Steven Holden, founder of Copley Fund Research, said that Turkey's questionable monetary policy has chip away at investor confidence, forcing emerging market managers to cut allocations to their lowest levels on record this year.

Emerging market investors are betting on India, Russia and Mexico as their key overweight holdings for financials exposure. Copley Research also showed that 16.6% of funds have an overweight rating on Turkish financials compared to close to 70% in 2010.

The most widely held bank was Garanti Bank, with 7.7% of funds holding a position, but has a very low average weight of just 0.04%. Spanish lender BBVA, which already owns half of Garanti, launched an offer to buy the rest of the Turkish lender in mid-November.
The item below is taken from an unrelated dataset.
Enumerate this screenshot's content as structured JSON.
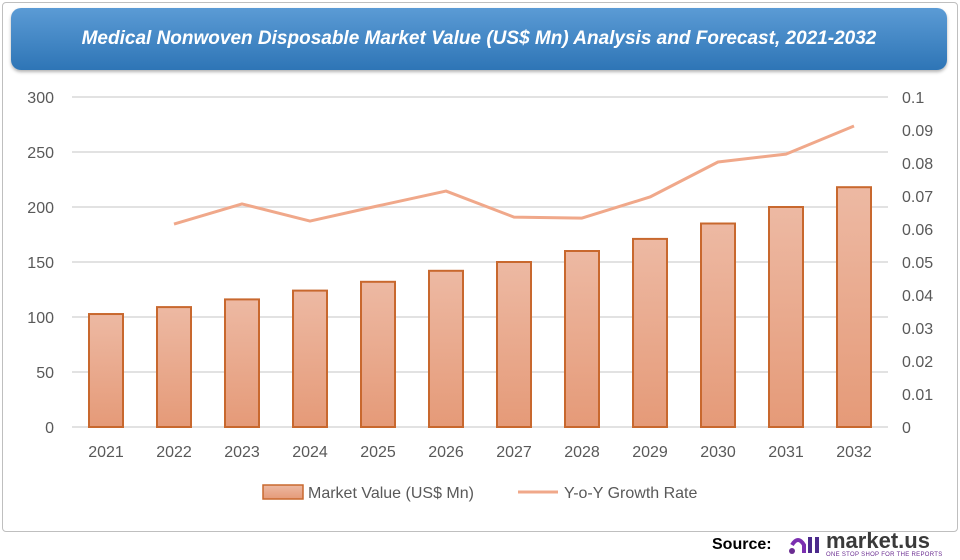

Other financial stocks held by some global emerging market funds were Akbank, Sabanci Holding - which includes a banking division and Yapi Kredi Bank.

The lira plunge has boosted Turkey's exporter-dominated stock market by more than 25% year-to-date, with the main index hitting a new record high on Wednesday.

In 2021 the country's financial sector - a dominant force on its stock market - has lost ground to less than 1% due to investors fear spiralling inflation, falling interest rates and rising bad debt.

When their country runs into trouble, the emerging economy stock markets often surge, expecting companies to ramp up prices to offset spiralling inflation or benefit from a weaker domestic currency if they export overseas.